Es gibt drei klassische Gründe, um diese Uhrzeit im Bett zu sein: Sonntagmorgen, kalt, Regen. Ich stehe trotzdem auf, drei Teilnehmer sagen ab, zwei davon wegen des Wetters. Ein Auto voller Bananenkisten, mit diversen „…NEIN DANKE“-Aufklebern und einem Anhänger voll Holz steht vor mir, wir fahren aber nicht zum Trödelmarkt. Wir fahren zum Hambacher Forst, aus Vorsicht haben wir zusätzliche Rettungswesten eingepackt, Taschenmesser zu Hause gelassen, TÜV-Stempel an Autos und Anhänger und die Beleuchtung akribisch kontrolliert: Wir rechnen mit Polizeikontrollen. Fast am Ziel passieren wir den sterbenden Ort Morschenich, danach Lotsenstellen. Absperrungsschilder müssen im Zickzack umfahren werden, Hinweise: „Achtung Werksgelände“, „Einbahnstraße“ tauchen auf. Ein wenig mulmig ist mir schon zumute, wenigstens sind wir nicht allein.
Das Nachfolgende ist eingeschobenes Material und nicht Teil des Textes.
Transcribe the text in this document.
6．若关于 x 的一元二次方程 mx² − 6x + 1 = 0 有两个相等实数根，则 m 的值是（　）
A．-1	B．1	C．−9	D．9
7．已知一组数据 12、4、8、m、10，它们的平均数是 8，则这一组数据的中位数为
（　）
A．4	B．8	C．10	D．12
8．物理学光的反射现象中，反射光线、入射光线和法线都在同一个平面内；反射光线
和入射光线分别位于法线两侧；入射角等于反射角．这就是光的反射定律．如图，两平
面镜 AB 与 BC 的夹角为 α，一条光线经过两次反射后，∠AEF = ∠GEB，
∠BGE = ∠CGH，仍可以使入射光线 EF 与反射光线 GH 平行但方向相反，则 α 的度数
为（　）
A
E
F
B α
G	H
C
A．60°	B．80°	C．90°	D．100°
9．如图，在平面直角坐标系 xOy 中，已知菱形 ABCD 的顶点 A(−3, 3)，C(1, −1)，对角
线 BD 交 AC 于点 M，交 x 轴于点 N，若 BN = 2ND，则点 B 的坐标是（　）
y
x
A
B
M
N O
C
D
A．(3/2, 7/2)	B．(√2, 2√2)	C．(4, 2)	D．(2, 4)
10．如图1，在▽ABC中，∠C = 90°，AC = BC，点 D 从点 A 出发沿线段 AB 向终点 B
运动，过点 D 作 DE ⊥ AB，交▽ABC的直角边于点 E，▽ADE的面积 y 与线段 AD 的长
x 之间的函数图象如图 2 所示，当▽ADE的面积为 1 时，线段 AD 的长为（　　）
Einer Gruppe Fußgänger bieten wir Mitfahrgelegenheit an. Nicht nötig, da vorne ist schon der Parkplatz. Direkt an der Einfahrt zitiert RWE ein Gerichtsurteil (AZ 24 O 392/12) mit 250.000 Euro Ordnungsgeld oder sechs Monaten Haft. „Eine Blockade, Störung des Betriebes oder die bloße Unterstützung einer solchen ist rechtswidrig.“ Direkt darüber wieder ist ein Verbotsschild mit der Aufschrift: „Werksanlagen, absolutes Betretungsverbot für Werksfremde“. Der Waldpädagoge Michael Zobel hat zu diesem Spaziergang eingeladen und sichert uns zu, dass das Betreten des Waldes nicht verboten ist. 110 Personen und ein paar Hunde passieren das Verbotsschild. Beim ersten Baumhaus angekommen seilt sich ein großer, junger Mann in grüner Kleidung ab. Eine Balaclava schützt sein Gesicht...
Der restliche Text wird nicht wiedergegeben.